Published online by Cambridge University Press: 05 November 2012
Unless we were to admit the possibility of “spelling pronunciations” serving to undo a merger, then values that were phonetically different in the past, but are now identical, cannot become different again. Thus if historic a and historic b merge towards b such that, for instance, historic forms ac and bc both end up bc, the collapse of historic a and b cannot be undone (“unmerged”) at a later point in time; bc will indeed be subject to further changes, but will never split such that the historic a–b contrast is re-introduced as a–b, or as any other phonetic values, say, e–f, along the same lexical lines as their historical antecedents. This fact of sound change goes by the name of Garde's Principle (after Garde 1961): “A merger realized in one language and unknown in another is always the result of an innovation in the language where it exists. Innovations can create mergers, but cannot reverse them. If two words have become identical through a phonetic change, they can never be differentiated by phonetic means” (translated from the French by Labov 1994:311).
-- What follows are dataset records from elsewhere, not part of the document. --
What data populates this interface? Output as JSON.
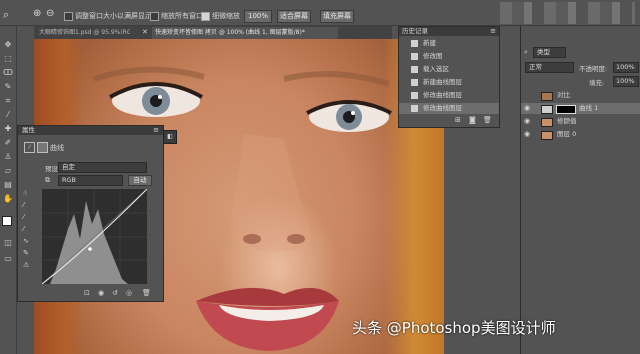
{
  "options_bar": {
    "resize_windows_label": "调整窗口大小以满屏显示",
    "zoom_all_windows_label": "缩放所有窗口",
    "scrubby_zoom_label": "细微缩放",
    "zoom_value": "100%",
    "fit_screen_label": "适合屏幕",
    "fill_screen_label": "填充屏幕"
  },
  "document_tabs": [
    {
      "label": "大眼睛修饰图1.psd @ 95.9%(RGB/8#)"
    },
    {
      "label": "快速矫变坏皆修图 拷贝 @ 100% (曲线 1, 图层蒙版/8)*"
    }
  ],
  "properties_panel": {
    "title": "属性",
    "section_label": "曲线",
    "preset_label": "预设:",
    "preset_value": "自定",
    "channel_value": "RGB",
    "auto_label": "自动"
  },
  "history_panel": {
    "title": "历史记录",
    "items": [
      "新建",
      "修改图",
      "载入选区",
      "新建曲线图层",
      "修改曲线图层",
      "修改曲线图层"
    ]
  },
  "layers_panel": {
    "kind_label": "类型",
    "blend_mode": "正常",
    "opacity_label": "不透明度:",
    "opacity_value": "100%",
    "fill_label": "填充:",
    "fill_value": "100%",
    "layers": [
      {
        "name": "对比"
      },
      {
        "name": "曲线 1"
      },
      {
        "name": "修颜值"
      },
      {
        "name": "图层 0"
      }
    ]
  },
  "watermark": "头条 @Photoshop美图设计师"
}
In this chapter we consider some putative cases of so-called “unmergings” in light of documented cases of “near-merger”, and “near (or incomplete) neutralization”. Apparent counter-examples to Garde's Principle are, in fact, only that: apparent. The values that were assumed to be merged in the past, or neutralized in the present, can be shown to be (or argued to have been) merely nearly-merged or nearly-neutralized. Near-mergers and near-neutralizations thus cannot be classified as neutralization.